DBS has announced today (Nov 2) that it has successfully tested out the trading of foreign exchange and government securities using permissioned DeFi liquidity pools on a public blockchain.
This test was part of Project Guardian, a collaborative initiative between MAS and private sector companies including DBS, JP Morgan, and Marketnode.
The test, which DBS described as a groundbreaking milestone, involved the purchase and sale of tokenised versions of Singapore Government Securities, Singapore Dollars, Japanese Government Bonds, and Japanese Yen. The test trades were executed using an automated market marker (AMM), which enables the automatic execution of buy and sell transactions using smart contracts. The AMM uses a transparent, predefined formula to factor in demand and supply to determine buy and sell prices.
According to DBS’ Group Head of Strategy and Planning Han Kwee Juan, this test marks a significant first step in laying the foundation for building global, institutional liquidity pools.
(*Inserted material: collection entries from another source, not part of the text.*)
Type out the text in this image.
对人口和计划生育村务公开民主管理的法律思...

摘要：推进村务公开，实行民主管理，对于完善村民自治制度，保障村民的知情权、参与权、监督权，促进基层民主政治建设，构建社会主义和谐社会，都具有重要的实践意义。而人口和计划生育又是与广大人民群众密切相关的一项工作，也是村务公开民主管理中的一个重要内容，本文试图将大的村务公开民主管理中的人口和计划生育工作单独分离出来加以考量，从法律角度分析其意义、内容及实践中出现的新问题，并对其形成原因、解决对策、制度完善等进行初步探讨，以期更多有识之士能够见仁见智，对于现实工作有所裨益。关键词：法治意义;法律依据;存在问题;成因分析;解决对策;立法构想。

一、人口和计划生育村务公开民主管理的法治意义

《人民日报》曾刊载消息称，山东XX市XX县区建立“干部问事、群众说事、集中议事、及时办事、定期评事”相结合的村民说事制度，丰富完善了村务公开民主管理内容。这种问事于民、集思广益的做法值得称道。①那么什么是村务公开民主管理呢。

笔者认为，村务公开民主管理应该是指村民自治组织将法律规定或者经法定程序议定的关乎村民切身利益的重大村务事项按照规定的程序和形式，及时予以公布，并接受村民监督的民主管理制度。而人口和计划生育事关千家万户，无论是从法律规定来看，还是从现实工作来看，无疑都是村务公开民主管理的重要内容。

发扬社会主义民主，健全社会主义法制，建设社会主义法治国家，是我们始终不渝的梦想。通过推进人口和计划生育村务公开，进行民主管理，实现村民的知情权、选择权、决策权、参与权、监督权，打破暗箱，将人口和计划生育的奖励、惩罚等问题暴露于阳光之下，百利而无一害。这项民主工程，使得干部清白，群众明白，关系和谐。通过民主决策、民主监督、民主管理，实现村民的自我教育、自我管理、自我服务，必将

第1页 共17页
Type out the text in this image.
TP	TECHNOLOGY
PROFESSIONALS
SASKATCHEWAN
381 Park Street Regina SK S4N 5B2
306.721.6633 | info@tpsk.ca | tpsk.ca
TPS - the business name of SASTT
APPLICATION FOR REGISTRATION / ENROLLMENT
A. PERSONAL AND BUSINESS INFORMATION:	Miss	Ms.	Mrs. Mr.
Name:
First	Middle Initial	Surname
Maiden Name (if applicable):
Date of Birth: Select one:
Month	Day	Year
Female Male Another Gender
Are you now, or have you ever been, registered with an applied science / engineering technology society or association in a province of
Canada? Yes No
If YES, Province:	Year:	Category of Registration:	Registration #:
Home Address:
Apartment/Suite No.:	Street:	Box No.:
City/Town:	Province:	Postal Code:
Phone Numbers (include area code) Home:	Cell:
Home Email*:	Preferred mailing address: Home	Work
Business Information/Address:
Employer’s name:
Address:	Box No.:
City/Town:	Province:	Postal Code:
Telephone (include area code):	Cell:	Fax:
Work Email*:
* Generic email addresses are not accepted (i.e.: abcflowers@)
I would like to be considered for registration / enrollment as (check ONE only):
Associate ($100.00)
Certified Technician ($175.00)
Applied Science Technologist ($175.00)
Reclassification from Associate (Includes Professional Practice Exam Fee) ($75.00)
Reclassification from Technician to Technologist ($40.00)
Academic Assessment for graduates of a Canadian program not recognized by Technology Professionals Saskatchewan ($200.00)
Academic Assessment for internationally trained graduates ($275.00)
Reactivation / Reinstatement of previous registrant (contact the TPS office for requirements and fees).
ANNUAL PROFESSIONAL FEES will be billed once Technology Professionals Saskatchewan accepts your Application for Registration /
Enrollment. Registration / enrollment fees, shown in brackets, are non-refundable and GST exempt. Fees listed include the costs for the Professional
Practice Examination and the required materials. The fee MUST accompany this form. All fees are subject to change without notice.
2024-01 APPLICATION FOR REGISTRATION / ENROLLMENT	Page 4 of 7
The benefits of such pools would include increased trading velocity, greater transparency, higher efficiencies, lower settlement risks, and economies of scale.
“The ability to programme smart contracts will reshape how execution can be achieved in a highly trusted manner, especially if it takes place in a permissioned market where all anonymous wallets are verified by trust anchors performing ‘Know Your Customer’ processes and trading is allowed to take place within that pool. This provides a springboard for the industry to further opportunities in the trading world.”Han Kwee Juan, Group Head of Planning and Strategy, DBS
According to Han, the current protocol for foreign exchange and government securities trading largely involves transacting in Over-the-Counter markets, and involves multiple intermediaries before the trade is carried out. As such, there is significant friction when these trades are carried out.
The usage of blockchain for currency exchange and securities trading would mean that trades can be carried out without having to go through the same intermediaries, and that trades are carried out instantly.
Given that Singapore is one of the largest foreign exchange centres in the world, the usage of blockchain technology to carry out such trades would significantly improve trading for many investors.
“We believe that DLT has the potential to redefine the financial markets as we know it by fundamentally changing trading, payment, settlement processes which are currently very sequential.”Han Kwee Juan, Group Head of Planning and Strategy, DBS
This isn’t DBS’ only foray into the Web3 world
Aside from this successful test as part of Project Guardian, DBS has also been beefing up its involvement in the metaverse and Web3 space.
Earlier this month, the bank announced that it had partnered with The Sandbox, a decentralised gaming virtual world and subsidiary of Animoca Brands, in order to create DBS BetterWorld. This deal was the first partnership between The Sandbox and a Singapore company.
DBS also launched a digital asset exchange called DDex in December 2020, which hit the billion dollar mark in trading value in February this year. According to DBS, DDex’s corporate and institutional customers include established banking and financial institutions, a Central Bank, and even other digital asset exchanges.
In September last year, DBS Vickers, the brokerage arm of DBS Bank and part of DDex, announced that it had received In-Principle approval from MAS to provide digital payment token services as a Major Payment Institution. The company received full approval in October 2021.
Only a handful of companies so far have been granted In-principle approvals, and even fewer have obtained full licences.
Despite these investments into blockchain technology and the Web3 world, DBS Chief Executive Officer Piyush Gupta has stated that the bank will not be extending their cryptocurrency trading services to retail customers in the near future.
Gupta himself has argued that cryptocurrencies have the potential to act as a store of value, but acknowledged that regulators are “rightfully concerned” about allowing cryptocurrencies into the retail market.